“Accogliamo con favore l’approvazione avvenuta ieri in Veneto della legge sul fine vita: un aiuto reale e concreto per i malati terminali e per chi è costretto a vivere in un corpo che non risponde più se non a sofferenze e tormenti inimmaginabili. Ma è anche un chiaro segnale a livello nazionale perché il Parlamento finalmente legiferi” così in una nota il segretario di ORA! e consigliere comunale di Venezia, Michele Boldrin secondo cui “lo Stato dovrebbe garantire a ciascuno, e non a seconda della Regione in cui si vive, cure palliative adeguate, la possibilità di decidere in anticipo e regole chiare su fine vita.

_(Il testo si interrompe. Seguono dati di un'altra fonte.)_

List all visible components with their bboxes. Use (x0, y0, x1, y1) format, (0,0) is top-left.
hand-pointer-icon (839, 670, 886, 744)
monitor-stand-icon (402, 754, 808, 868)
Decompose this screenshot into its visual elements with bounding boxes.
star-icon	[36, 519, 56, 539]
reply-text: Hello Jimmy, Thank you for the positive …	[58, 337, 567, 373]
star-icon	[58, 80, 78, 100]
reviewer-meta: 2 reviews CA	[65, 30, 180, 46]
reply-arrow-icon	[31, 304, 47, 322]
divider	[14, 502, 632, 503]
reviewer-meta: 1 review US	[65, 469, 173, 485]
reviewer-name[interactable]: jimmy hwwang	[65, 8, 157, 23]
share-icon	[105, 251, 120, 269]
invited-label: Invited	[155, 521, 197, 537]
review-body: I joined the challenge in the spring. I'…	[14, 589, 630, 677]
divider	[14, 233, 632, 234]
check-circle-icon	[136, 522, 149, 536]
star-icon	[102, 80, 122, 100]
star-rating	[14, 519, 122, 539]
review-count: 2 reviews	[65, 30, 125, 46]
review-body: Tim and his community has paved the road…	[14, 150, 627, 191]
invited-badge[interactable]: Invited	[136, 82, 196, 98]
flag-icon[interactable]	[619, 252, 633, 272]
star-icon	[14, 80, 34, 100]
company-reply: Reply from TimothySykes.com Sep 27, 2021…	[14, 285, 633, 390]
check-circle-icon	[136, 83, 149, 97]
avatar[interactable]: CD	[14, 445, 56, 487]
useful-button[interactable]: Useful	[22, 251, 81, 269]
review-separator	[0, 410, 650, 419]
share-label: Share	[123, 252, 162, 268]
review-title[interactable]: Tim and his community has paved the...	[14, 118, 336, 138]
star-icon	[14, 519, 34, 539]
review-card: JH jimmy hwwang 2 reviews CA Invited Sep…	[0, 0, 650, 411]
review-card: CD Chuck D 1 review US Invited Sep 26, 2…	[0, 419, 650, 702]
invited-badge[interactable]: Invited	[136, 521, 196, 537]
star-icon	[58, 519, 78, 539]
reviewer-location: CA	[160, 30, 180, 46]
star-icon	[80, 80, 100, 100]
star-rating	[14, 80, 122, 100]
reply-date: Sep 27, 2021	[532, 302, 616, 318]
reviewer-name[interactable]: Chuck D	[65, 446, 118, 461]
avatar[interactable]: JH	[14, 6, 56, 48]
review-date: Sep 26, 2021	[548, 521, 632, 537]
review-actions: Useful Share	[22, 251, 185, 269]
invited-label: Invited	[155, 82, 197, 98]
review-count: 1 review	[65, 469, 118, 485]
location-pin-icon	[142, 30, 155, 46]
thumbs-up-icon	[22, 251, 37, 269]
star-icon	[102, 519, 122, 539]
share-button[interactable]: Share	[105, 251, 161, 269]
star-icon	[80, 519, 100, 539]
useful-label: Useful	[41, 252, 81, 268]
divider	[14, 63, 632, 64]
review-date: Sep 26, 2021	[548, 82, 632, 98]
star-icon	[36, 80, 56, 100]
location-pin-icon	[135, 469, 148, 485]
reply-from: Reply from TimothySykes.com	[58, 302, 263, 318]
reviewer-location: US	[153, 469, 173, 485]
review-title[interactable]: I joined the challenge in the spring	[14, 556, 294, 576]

E in questo caso,nello specifico, dare piena attuazione ai principi stabiliti dalla Corte costituzionale: tempi certi per la risposta, responsabilità chiaramente individuate, valutazione clinica e del comitato etico, possibilità di ricorso e accesso non condizionato dalla Regione di residenza”. E prosegue “questo non è un tema di destra o di sinistra, frutto di ideologie o opportunità elettorali; è il buon senso, è la visione liberale che tutela l’umanità anche nelle sue più profonde fragilità.
È dignità fino alla fine. Il Veneto-conclude Boldrin – ha dimostrato che anche su un tema così delicato la politica può ascoltare, confrontarsi e assumersi la responsabilità di decidere”.